Accordingly, one section in the current bill would require the defendant to prove insanity rather than the prosecution to prove him sane. Another section would eliminate the unworkable portion of the current two-part test for insanity , thus restricting the defense to those defendants who are genuinely mentally ill. The unworkable part of the test confronts courts and juries with the nearly impossible task of distinguishing between persons who are unable to control their conduct and those who are merely unwilling to do so. As the American Psychiatric Association noted recently, the ''line between an irresistible impulse and an impulse not resisted is probably no sharper than that between twilight and dusk.''
The exclusionary rule has frequently prohibited courts from accepting all relevant evidence in a criminal trial, and has placed impossible burdens on the police. Fortunately, some reform is underway.
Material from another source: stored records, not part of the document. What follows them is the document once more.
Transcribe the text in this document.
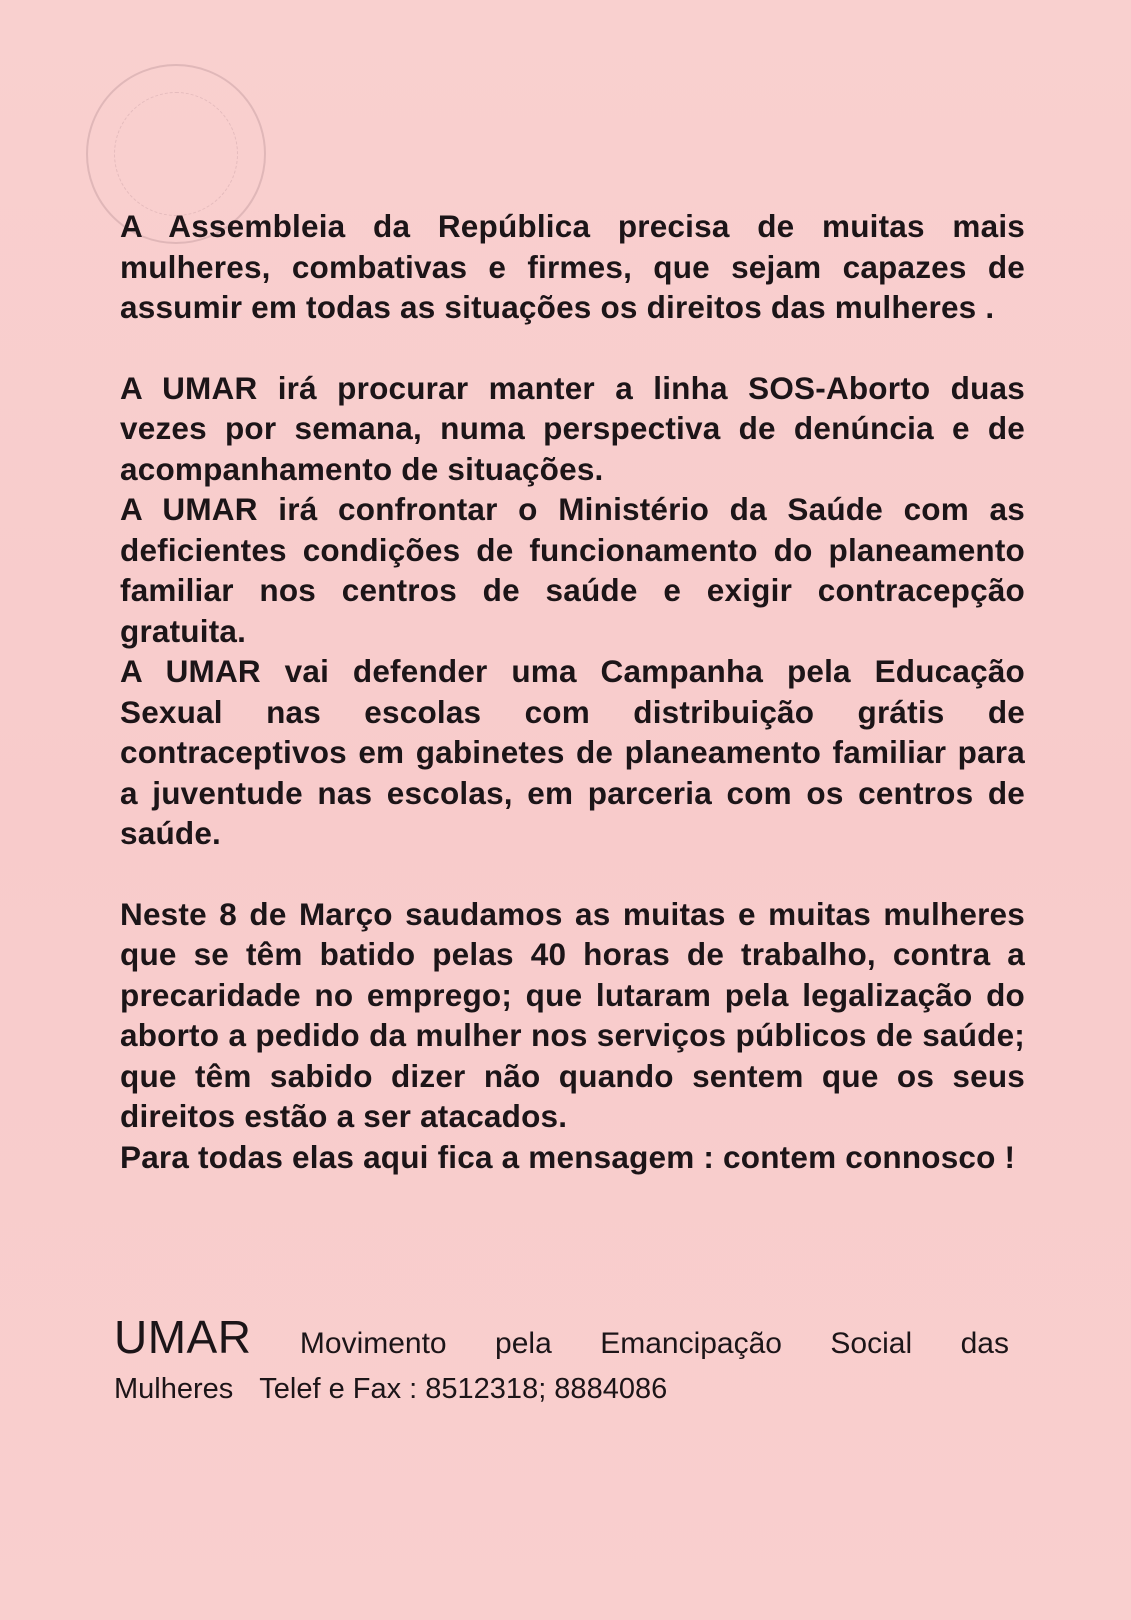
A Assembleia da República precisa de muitas mais mulheres, combativas e firmes, que sejam capazes de assumir em todas as situações os direitos das mulheres .

A UMAR irá procurar manter a linha SOS-Aborto duas vezes por semana, numa perspectiva de denúncia e de acompanhamento de situações.

A UMAR irá confrontar o Ministério da Saúde com as deficientes condições de funcionamento do planeamento familiar nos centros de saúde e exigir contracepção gratuita.

A UMAR vai defender uma Campanha pela Educação Sexual nas escolas com distribuição grátis de contraceptivos em gabinetes de planeamento familiar para a juventude nas escolas, em parceria com os centros de saúde.

Neste 8 de Março saudamos as muitas e muitas mulheres que se têm batido pelas 40 horas de trabalho, contra a precaridade no emprego; que lutaram pela legalização do aborto a pedido da mulher nos serviços públicos de saúde; que têm sabido dizer não quando sentem que os seus direitos estão a ser atacados.

Para todas elas aqui fica a mensagem : contem connosco !

UMAR Movimento pela Emancipação Social das
Mulheres Telef e Fax : 8512318; 8884086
In the Leon and Sheppard decisions the Supreme Court held that evidence gathered by a law inforcement officer who reasonably relied on a search warrant may not be excluded in a criminal trial because of technical defects later perceived in the warrant.
Yet, for the exclusionary rule, the job remains only half finished. Because of the cases before the Supreme Court it was only able to extend the modification to search warrant cases. But it should also apply to non-warrant cases where an officer had an reasonable belief that his actions were lawful. This is the reform the Senate has already voted to enact.
The broad support for all three improvements in the criminal-justice system reflects a growing concern over the terrible toll of violent crime. The good-faith exception to the exclusionary rule passed the Senate by a 63-to-24 vote, the death-penalty provisions by 63 to 32, and the improvements in the insanity defense were passed with the rest of the anticrime package by 91 to 1.
This legislation still awaits action by the House of Representatives. These proposals enjoyed bipartisan support in the Senate and are constitutionally sound. They are also critically necessary.